Sartre was taken as a prisoner of war by the Germans in 1940. During his nine months of imprisonment, he read Martin Heidegger’s Being and Time and thought extensively about ontology and phenomenology. Shortly after he was released in 1941, he worked as a political activist before beginning to write. The ideas he encountered as a prisoner reading Being and Time fed into his composition of his own philosophical text, Being and Nothingness, which in turn fueled the ideas he put into No Exit a year later. Interested in the French response to Nazi soldiers, he observed that the Nazis placated civilians by behaving politely in everyday life, thereby coaxing would-be dissenters into passivity. Given that this theory has to do with the ways in which people change in relation to others, it’s safe to say that the Nazi occupation of France helped Sartre shape the ontological and existentialist theories that eventually made their way into works like No Exit.

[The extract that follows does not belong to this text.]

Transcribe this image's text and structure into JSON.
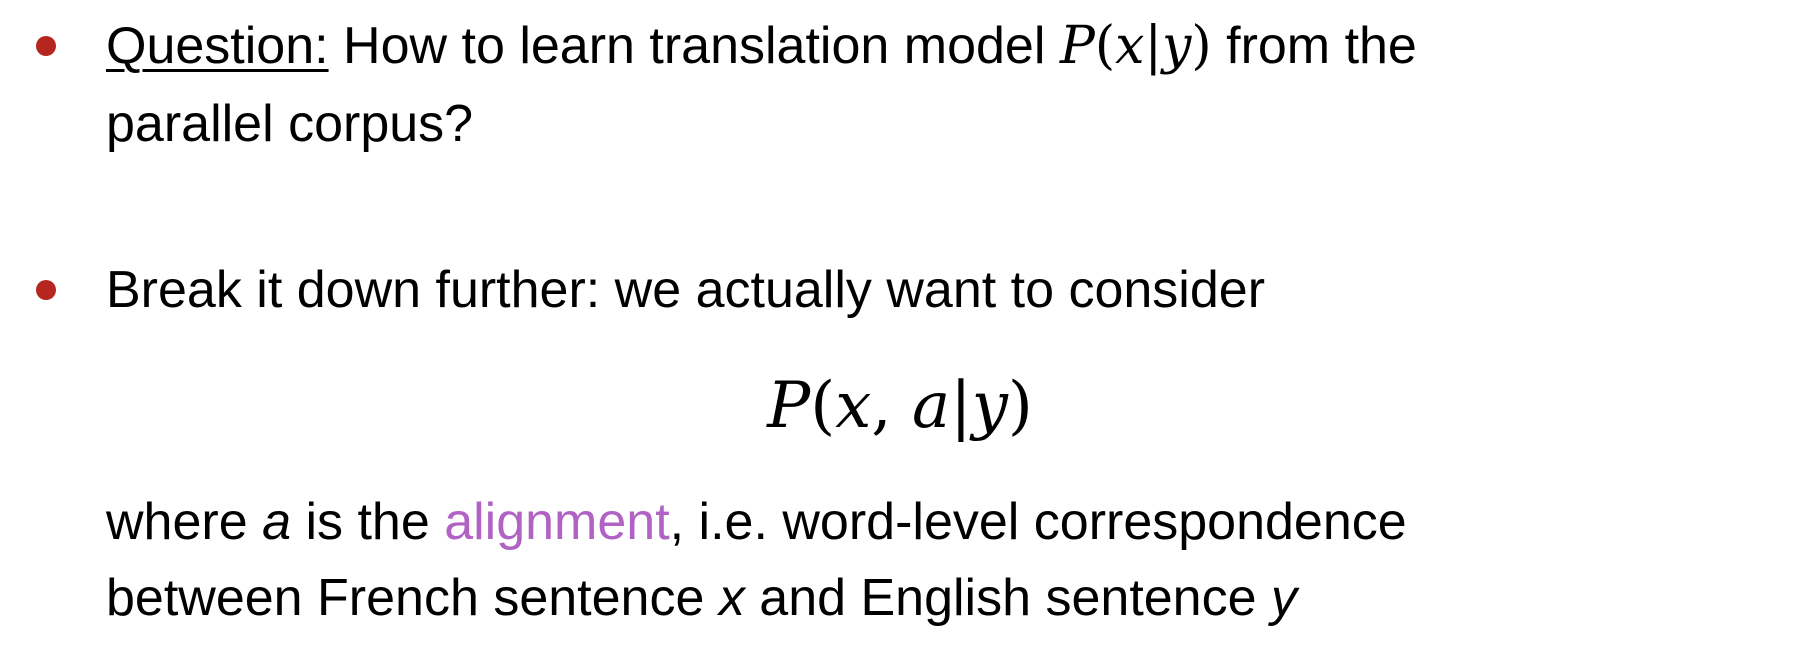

Other Books Related to No Exit

No Exit is a theatrical representation of Sartre’s philosophical ideas regarding Existentialism, about which he wrote quite a lot. In particular, the play demonstrates his theories about subjectivity and the human “gaze,” which he outlines in his book-length essay Being and Nothingness. This text was published one year before No Exit and clarifies Sartre’s beliefs regarding identity, ontology, and human perspective. These ideas also surface in Existentialism Is a Humanism, a lecture he delivered at The Club Maintenant in Paris in 1945. Furthermore, Sartre’s work is often considered alongside books by his lifelong lover, Simone de Beauvoir, whose The Ethics of Ambiguity draws upon her and Sartre’s conception of Existentialism. Sartre’s interest in and ideas about ontology also recall other major philosophical works, including Søren Kierkegaard’s Fear and Trembling, Martin Heidegger’s Being and Time, and Friedrich Nietzsche’s Beyond Good and Evil.
Key Facts about No Exit
  • Full Title: No Exit
  • Where Written: Paris, France
  • When Published: 1944
  • Literary Period: Modernism, Existentialism
  • Genre: Drama, Existentialist Drama, One-Act Play
  • Setting: A drawing-room in hell
  • Climax: Exasperated by his torturous interactions with Estelle and Inez, Garcin declares, “Hell is—other people!”
  • Antagonist: Garcin, Inez, and Estelle are all each other’s antagonists.

Extra Credit for No Exit

In Camera. The French title for No Exit is Huis Clos, which can be translated as “in camera,” a term used to describe interactions that take place privately or secretly.

Pinter. In 1964, the playwright Harold Pinter starred in In Camera, a BBC television version of No Exit. He played the role of Garcin.